Questions you’ll want to answer:
- Of the major categories of pu’erh what do you like? Does it pass the speed test? Subcategorize the categories you like and ask these questions again. How much do you want to drink factory pu’erh? Boutique? Which brands?
My Own Tea Diet
At one point I think my pu’erh stash was close to 80% boutique pu’erh and my drinking followed accordingly. Fast forward to the present, I’d say at least half of the pu’erh I drink is factory pu’erh. So what happened? I think I’ve slowly moved towards what I’d say is my ideal match in terms of type of pu’erh.
I’m amongst the most exposed western drinkers to what is available and have always sampled widely. Still other distractions and a lack of availability prevented me from fully exploring factory teas to the extent that I actually enjoy them. The boutique craze (both young and older) of the mid 2010s also messed with me enough that I overvalued a soft, smooth profile to a fault. The factory teas were rougher and it was frankly hard to find satisfying examples.

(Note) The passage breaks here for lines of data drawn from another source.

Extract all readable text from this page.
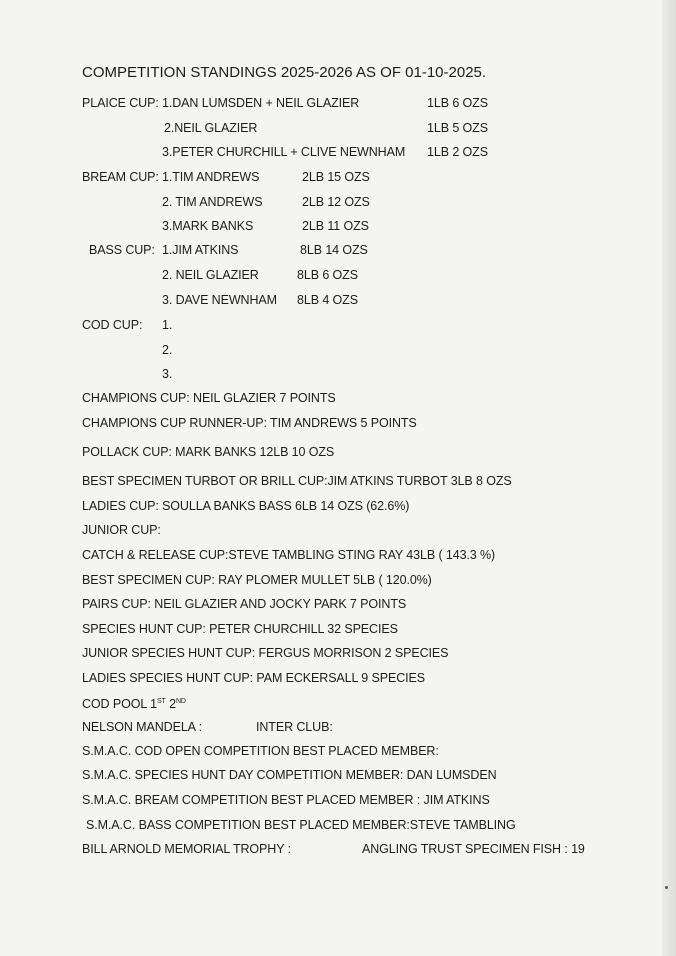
COMPETITION STANDINGS 2025-2026 AS OF 01-10-2025.
PLAICE CUP: 1.DAN LUMSDEN + NEIL GLAZIER	1LB 6 OZS
2.NEIL GLAZIER	1LB 5 OZS
3.PETER CHURCHILL + CLIVE NEWNHAM 1LB 2 OZS
BREAM CUP: 1.TIM ANDREWS	2LB 15 OZS
2. TIM ANDREWS	2LB 12 OZS
3.MARK BANKS	2LB 11 OZS
BASS CUP: 1.JIM ATKINS	8LB 14 OZS
2. NEIL GLAZIER	8LB 6 OZS
3. DAVE NEWNHAM 8LB 4 OZS
COD CUP: 1.
2.
3.
CHAMPIONS CUP: NEIL GLAZIER 7 POINTS
CHAMPIONS CUP RUNNER-UP: TIM ANDREWS 5 POINTS
POLLACK CUP: MARK BANKS 12LB 10 OZS
BEST SPECIMEN TURBOT OR BRILL CUP:JIM ATKINS TURBOT 3LB 8 OZS
LADIES CUP: SOULLA BANKS BASS 6LB 14 OZS (62.6%)
JUNIOR CUP:
CATCH & RELEASE CUP:STEVE TAMBLING STING RAY 43LB ( 143.3 %)
BEST SPECIMEN CUP: RAY PLOMER MULLET 5LB ( 120.0%)
PAIRS CUP: NEIL GLAZIER AND JOCKY PARK 7 POINTS
SPECIES HUNT CUP: PETER CHURCHILL 32 SPECIES
JUNIOR SPECIES HUNT CUP: FERGUS MORRISON 2 SPECIES
LADIES SPECIES HUNT CUP: PAM ECKERSALL 9 SPECIES
COD POOL 1ST 2ND
NELSON MANDELA :	INTER CLUB:
S.M.A.C. COD OPEN COMPETITION BEST PLACED MEMBER:
S.M.A.C. SPECIES HUNT DAY COMPETITION MEMBER: DAN LUMSDEN
S.M.A.C. BREAM COMPETITION BEST PLACED MEMBER : JIM ATKINS
S.M.A.C. BASS COMPETITION BEST PLACED MEMBER:STEVE TAMBLING
BILL ARNOLD MEMORIAL TROPHY :	ANGLING TRUST SPECIMEN FISH : 19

With Xiaguan, there is quite a lot of workmanlike tea that isn’t going to appeal to everyone so picking the right examples is important. Only after sorting through a ton with some help from people like Toby, do I have a few Xiaguan teas that I’d actually drink regularly. There’s also an advantage towards being a late comer, as you can take advantage of the knowledge and channels opened up by those who came before you. Similar to Xiaguan, Dayi has become increasingly easy to buy. At one point, they had non authorized taobao retailers like MX take down all their listings, making finding well stored, sufficiently Dayi difficult to find. The higher production years in the mid 2000s have also gotten older and have become more and more drinkable.. Contrary to the belief that pu’erh will always go up, Dayi prices have also gone down quite a bit in the last few years so it’s a great time to buy Menghai Tea Factory, tariffs be damned.
Try lots of tea and don’t assume you know exactly where your tastes are going to end up. Boutiques are often the most expensive teas in certain years but they’re not necessarily going to be everyone’s ultimate endgame.. Some people are naturally more inclined towards factory teas just as some people like HK Trad and others like Kunming storage. I thought I’d be a nearly exclusive boutique drinker at one point, but I’m a lot closer to 50/50 these days. Keep an open mind and don’t get tunnel vision.